Every ten seconds (by default; configurable), each nat-monitor host checks to see if it is the master (meaning that the NAT route already lists it as a target for 0.0.0.0/0)
If it is a master, it goes back to sleep for ten more seconds
If it’s not, it pings the other two hosts in the cluster
If it can’t reach either node, it assumes that it is the node that has been isolated, and goes back to sleep.
If it reaches only one node, it checks to see if the unreachable node is a master.
If that node is a master, it steals the route from that node (making itself the master) and goes back to sleep.
If that node is not a master, it goes back to sleep.

The concern was raised that this creates the possibility of a race condition because two nodes might try to assume the route at the same time. We decided not to worry about this because there is little harm if the route changes hands twice, and a race condition in this type of cluster would not cause the route to change hands a third time.

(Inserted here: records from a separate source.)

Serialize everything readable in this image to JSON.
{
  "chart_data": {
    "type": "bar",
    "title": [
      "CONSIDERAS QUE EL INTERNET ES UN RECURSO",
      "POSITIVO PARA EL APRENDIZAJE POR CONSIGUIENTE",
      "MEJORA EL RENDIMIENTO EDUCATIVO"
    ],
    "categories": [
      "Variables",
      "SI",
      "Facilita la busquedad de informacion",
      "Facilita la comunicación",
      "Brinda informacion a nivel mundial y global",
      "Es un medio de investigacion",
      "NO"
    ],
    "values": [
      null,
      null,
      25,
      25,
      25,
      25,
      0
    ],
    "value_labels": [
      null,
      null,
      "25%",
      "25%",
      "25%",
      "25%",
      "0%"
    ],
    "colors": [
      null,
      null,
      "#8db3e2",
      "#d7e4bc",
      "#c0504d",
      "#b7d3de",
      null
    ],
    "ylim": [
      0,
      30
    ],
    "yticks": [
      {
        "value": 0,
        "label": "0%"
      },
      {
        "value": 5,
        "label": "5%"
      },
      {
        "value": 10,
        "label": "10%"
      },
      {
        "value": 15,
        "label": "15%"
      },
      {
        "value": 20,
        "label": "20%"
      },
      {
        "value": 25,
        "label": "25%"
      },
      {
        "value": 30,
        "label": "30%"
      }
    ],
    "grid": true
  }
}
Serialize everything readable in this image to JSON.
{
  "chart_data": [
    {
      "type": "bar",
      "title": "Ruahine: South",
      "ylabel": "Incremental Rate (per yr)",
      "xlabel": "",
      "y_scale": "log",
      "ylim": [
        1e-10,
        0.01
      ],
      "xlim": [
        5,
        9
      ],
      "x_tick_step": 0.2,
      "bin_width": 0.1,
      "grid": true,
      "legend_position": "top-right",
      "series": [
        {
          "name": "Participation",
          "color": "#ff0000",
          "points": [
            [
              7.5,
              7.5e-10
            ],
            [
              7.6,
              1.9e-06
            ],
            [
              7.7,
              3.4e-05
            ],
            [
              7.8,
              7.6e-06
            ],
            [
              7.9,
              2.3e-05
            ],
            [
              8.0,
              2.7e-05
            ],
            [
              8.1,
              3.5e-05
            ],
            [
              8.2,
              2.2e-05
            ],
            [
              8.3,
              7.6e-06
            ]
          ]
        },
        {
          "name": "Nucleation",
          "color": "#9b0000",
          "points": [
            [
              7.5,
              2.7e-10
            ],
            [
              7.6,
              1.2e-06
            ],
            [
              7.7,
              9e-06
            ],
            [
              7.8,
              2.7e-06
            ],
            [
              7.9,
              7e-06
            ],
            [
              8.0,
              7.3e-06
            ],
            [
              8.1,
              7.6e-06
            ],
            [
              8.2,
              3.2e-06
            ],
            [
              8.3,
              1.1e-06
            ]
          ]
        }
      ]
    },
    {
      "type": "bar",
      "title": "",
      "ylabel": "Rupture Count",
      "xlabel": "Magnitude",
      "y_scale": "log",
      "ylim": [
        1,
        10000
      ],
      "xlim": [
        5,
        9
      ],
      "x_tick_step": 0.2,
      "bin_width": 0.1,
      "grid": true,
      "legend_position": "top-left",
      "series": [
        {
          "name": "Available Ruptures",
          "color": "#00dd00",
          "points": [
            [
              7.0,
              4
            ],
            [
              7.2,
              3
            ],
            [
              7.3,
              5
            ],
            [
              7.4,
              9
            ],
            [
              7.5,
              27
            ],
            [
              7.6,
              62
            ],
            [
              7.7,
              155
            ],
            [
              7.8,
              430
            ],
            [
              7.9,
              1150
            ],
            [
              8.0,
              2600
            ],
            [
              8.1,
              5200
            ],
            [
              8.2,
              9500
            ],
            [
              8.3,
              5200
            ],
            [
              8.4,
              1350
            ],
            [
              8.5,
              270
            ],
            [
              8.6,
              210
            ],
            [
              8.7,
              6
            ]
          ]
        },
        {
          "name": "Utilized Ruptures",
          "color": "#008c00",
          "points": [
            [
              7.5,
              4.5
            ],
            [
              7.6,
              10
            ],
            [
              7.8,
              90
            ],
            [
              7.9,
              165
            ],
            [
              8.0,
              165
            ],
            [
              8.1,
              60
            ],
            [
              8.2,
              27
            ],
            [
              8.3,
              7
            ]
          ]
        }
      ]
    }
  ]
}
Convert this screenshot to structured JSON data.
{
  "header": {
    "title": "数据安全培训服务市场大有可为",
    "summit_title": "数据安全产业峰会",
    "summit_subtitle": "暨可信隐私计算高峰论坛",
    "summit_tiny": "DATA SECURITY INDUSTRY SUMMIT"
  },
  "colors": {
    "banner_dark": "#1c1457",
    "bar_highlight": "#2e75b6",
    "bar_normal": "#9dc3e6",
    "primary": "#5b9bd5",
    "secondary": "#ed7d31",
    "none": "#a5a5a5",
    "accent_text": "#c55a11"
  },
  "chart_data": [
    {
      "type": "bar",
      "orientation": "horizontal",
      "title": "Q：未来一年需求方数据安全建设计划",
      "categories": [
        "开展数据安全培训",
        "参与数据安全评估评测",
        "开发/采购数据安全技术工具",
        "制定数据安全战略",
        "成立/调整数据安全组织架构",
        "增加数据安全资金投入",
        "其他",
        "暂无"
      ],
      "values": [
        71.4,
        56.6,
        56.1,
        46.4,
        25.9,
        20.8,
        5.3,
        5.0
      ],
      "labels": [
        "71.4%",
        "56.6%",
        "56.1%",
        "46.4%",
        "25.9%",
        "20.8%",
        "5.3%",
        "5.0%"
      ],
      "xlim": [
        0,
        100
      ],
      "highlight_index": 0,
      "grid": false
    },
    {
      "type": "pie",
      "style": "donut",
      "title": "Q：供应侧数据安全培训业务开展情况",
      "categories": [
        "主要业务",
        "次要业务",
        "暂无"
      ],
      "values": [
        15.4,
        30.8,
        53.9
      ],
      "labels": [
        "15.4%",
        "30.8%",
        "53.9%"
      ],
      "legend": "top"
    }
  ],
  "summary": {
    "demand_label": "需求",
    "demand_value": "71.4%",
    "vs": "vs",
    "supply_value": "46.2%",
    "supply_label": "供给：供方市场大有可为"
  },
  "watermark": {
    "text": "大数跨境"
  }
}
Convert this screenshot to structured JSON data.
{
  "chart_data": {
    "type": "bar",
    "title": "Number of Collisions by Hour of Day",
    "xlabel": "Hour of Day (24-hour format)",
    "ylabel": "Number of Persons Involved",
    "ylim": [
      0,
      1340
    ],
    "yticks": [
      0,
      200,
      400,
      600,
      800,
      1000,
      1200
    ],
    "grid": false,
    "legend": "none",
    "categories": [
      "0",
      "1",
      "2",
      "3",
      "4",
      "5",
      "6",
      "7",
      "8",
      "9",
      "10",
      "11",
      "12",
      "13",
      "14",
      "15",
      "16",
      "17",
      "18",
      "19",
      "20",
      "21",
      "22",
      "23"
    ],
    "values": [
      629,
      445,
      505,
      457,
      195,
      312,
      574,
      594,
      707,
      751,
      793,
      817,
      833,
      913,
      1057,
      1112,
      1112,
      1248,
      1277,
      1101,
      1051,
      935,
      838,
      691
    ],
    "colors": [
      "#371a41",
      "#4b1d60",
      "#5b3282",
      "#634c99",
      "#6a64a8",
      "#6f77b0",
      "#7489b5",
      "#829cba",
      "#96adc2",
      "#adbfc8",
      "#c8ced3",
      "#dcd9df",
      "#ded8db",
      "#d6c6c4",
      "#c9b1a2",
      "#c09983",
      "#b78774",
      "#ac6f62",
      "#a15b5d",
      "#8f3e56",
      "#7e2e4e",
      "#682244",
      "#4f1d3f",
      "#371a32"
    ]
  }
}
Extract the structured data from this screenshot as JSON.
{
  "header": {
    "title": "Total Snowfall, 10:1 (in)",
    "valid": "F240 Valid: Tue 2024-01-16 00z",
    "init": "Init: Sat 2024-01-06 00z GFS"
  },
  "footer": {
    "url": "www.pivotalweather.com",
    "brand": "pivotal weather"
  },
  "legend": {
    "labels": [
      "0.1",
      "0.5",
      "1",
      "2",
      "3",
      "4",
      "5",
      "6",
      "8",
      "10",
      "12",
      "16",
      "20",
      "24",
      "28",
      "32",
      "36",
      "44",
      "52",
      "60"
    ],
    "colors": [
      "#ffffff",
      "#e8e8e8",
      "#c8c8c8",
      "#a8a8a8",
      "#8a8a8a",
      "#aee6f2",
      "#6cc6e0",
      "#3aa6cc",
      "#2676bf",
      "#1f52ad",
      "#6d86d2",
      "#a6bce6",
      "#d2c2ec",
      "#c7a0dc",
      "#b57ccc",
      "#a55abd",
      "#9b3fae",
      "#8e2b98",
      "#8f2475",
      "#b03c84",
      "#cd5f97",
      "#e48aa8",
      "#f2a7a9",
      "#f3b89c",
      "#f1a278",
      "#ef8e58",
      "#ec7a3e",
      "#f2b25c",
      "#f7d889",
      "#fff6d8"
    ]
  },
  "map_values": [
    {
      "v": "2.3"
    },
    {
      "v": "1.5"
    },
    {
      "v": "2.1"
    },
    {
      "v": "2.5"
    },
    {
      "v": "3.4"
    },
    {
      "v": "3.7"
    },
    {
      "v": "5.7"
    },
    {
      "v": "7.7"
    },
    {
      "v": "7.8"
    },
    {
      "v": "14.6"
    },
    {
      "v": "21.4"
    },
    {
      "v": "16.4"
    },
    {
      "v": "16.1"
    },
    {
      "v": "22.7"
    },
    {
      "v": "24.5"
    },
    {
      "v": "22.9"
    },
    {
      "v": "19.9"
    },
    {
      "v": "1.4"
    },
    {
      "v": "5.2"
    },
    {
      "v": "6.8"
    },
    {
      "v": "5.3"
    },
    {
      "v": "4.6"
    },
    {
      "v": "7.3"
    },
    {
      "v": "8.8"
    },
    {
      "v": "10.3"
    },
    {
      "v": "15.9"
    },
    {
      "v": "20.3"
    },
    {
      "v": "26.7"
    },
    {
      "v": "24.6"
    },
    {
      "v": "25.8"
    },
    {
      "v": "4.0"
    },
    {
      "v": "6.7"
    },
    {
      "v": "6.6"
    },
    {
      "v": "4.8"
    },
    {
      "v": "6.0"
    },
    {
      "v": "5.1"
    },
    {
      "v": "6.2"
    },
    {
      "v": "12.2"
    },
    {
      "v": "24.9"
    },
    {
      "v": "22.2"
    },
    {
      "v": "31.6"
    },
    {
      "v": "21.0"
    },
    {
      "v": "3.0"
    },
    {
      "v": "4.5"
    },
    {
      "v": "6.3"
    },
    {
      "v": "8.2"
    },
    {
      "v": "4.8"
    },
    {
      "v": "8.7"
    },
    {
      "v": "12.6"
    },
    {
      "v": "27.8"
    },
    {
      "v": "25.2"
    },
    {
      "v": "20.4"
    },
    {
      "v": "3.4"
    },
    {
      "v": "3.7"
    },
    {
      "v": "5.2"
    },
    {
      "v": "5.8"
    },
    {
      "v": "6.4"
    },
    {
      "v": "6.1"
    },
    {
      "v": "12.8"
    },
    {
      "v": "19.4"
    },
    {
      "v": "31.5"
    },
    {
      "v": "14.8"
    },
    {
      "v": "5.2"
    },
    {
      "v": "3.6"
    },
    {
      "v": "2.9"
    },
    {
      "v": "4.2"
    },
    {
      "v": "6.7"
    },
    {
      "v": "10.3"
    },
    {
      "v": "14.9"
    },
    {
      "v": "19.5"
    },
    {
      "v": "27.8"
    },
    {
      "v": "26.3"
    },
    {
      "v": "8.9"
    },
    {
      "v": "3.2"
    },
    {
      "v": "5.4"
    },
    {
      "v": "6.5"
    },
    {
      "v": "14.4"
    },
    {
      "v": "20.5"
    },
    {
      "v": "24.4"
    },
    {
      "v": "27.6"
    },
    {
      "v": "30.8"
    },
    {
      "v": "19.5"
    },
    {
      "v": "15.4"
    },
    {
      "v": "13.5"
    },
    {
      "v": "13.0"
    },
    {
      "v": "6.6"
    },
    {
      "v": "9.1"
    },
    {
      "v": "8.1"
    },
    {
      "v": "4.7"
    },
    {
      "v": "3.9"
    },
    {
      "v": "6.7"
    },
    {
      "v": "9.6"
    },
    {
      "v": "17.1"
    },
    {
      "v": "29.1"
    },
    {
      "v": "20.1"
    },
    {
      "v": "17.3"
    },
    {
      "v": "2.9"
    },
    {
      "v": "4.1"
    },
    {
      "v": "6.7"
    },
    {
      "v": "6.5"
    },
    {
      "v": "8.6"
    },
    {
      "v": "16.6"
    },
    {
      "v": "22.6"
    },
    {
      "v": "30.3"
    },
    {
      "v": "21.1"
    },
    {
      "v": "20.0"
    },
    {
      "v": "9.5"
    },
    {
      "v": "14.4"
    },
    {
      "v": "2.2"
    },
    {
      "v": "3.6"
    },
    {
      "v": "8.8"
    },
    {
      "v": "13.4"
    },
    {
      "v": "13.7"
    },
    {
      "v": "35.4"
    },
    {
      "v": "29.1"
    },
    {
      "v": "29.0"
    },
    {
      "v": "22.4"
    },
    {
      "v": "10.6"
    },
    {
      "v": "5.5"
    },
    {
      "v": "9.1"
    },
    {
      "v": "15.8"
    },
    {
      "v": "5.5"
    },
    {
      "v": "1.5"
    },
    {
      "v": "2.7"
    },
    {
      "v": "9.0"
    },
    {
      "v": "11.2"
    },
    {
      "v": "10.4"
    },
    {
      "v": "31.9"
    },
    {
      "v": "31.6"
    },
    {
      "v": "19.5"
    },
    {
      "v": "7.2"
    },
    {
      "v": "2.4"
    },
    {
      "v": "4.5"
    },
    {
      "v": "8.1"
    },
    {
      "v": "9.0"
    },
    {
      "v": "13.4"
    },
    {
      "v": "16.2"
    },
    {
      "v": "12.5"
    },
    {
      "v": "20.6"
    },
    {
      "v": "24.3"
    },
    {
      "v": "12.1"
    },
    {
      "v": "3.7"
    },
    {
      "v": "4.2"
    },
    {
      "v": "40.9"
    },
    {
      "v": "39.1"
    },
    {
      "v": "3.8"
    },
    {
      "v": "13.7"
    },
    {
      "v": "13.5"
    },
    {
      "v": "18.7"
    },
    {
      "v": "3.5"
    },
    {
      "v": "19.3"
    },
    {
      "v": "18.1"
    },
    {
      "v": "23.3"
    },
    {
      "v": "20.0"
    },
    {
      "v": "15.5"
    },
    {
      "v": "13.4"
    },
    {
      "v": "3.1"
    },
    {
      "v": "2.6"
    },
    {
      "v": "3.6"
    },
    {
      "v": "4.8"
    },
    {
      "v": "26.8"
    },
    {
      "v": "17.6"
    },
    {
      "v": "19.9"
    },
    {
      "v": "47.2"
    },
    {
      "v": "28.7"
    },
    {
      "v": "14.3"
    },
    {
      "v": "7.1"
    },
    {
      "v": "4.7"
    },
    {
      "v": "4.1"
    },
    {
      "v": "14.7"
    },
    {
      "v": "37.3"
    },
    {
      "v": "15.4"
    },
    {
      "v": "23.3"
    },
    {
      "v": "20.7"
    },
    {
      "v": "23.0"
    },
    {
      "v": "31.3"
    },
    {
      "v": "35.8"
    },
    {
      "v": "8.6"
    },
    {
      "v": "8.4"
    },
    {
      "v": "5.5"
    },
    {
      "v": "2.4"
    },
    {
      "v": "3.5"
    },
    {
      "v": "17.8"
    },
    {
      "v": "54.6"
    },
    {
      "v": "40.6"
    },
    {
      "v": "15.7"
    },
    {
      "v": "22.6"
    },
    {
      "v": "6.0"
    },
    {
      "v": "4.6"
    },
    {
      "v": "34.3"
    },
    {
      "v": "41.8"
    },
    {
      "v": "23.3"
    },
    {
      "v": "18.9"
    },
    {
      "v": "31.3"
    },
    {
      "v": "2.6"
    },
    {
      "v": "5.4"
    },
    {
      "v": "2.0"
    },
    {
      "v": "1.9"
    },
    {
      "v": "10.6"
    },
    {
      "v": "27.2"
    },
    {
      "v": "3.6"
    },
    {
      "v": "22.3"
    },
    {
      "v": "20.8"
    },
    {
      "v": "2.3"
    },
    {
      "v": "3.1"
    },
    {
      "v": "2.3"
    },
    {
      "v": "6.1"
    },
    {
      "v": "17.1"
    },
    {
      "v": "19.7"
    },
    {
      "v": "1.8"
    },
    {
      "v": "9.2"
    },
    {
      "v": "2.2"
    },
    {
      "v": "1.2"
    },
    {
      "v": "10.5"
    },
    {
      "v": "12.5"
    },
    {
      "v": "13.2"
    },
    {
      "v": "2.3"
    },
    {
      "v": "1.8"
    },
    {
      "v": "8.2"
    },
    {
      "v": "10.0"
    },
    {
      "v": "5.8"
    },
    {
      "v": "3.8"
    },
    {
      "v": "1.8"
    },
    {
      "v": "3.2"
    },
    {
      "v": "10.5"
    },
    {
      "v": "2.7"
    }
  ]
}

The one remaining problem to solve was how to discover the other nodes in the cluster. Since the script has access to the EC2 API, there are a few options available to you here. One possibility was to set a special tag on new NAT servers and have the nat-monitor script look for hosts with that tag. Tagging is a great approach, but it isn’t really part of our existing server bootstrapping workflow, so we decided to use Chef for this instead.

Handling node discovery

To handle node discovery, we wrote a Chef recipe called et_nat::ha. It uses Chef’s search feature to look for other nodes with a matching cluster and environment name and then places that list (along with the relevent route table ID) in a YAML file which gets read by the nat monitor. To prevent confusing and invalid situations, it only tries to set up the monitor script if more than 2 nodes are found in the cluster.

Misc other housekeeping

We’re also using Chef to install a service script for stopping and starting the nat monitor (and to make sure it runs at reboot).

That’s it!

If you don’t want to bother with reading all of that, you can just add the et_nat cookbook to your run list and your host should pick it up from the Supermarket and things should “just work” (note that you will still need to do the route table setup part yourself).